Crime, so it seems, does not reign the streets of the capital, but that's not how the residents see it. In the Social Survey conducted by the Central Bureau of Statistics, respondents were asked about their trust in the police and about their experience with crime and public order issues. In most subjects, residents of Jerusalem replied that they witnessed illegal activities in higher percentages than did the residents of Tel Aviv and Haifa, and in higher percentages than the national average.
A quarter of Jerusalem's residents said that they witnessed cases of property destruction or vandalism – more than the national average at 19%, as well as the figure in Tel Aviv and Haifa. Fourteen percent of the respondents from Jerusalem said that they have seen drug users or dealers in the city, slightly higher than the national average.
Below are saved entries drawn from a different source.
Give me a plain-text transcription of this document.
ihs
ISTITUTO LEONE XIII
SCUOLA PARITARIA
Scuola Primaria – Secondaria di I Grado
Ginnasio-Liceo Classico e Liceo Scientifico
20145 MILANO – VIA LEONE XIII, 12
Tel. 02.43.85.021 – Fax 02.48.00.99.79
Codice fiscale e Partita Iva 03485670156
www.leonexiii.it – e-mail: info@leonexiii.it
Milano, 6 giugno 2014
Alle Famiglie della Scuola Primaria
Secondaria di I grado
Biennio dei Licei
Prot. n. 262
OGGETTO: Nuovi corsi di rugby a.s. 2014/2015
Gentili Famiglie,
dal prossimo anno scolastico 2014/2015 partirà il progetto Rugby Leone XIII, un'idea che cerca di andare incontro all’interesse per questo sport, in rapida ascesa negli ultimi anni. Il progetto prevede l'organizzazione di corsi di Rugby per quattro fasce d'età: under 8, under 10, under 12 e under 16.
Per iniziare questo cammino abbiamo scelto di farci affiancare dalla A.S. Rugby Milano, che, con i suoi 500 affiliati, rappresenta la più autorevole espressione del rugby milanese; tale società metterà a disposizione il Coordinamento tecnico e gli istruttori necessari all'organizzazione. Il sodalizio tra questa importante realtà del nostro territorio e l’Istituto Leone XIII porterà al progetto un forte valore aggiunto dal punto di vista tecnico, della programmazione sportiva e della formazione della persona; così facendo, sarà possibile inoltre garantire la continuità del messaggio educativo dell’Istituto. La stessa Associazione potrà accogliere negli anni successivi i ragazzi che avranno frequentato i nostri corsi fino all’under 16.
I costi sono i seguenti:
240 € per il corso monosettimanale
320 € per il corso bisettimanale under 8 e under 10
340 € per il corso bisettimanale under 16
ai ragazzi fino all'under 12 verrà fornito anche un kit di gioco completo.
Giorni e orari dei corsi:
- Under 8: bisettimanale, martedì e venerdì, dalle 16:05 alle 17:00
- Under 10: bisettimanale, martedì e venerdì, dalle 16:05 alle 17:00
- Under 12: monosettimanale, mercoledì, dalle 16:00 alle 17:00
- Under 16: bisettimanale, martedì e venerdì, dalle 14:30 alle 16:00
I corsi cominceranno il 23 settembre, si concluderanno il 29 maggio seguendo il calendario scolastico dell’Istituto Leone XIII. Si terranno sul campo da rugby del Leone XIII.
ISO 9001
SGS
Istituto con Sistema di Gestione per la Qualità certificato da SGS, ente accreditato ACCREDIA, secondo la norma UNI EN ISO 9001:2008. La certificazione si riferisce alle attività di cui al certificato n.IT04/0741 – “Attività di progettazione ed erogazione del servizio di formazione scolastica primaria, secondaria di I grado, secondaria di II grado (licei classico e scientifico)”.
Hate-crimes were also reported by Jerusalemites in higher percentages than in Haifa and Tel Aviv. quarrels among neighbors, as opposed to the above, were reported at a slightly lower percentage in Jerusalem (17%), than in Tel Aviv (18%) or Haifa (19%). Inappropriate conduct or drunkenness was reported by 18% of Jerusalem residents, compared with 22% of residents in Tel Aviv and 20% in Haifa.
Considering these data, one can understand why only 32% of Jerusalem's residents replied positively when asked whether they trust the police, compared with 40% in Tel Aviv, and 51% in Haifa.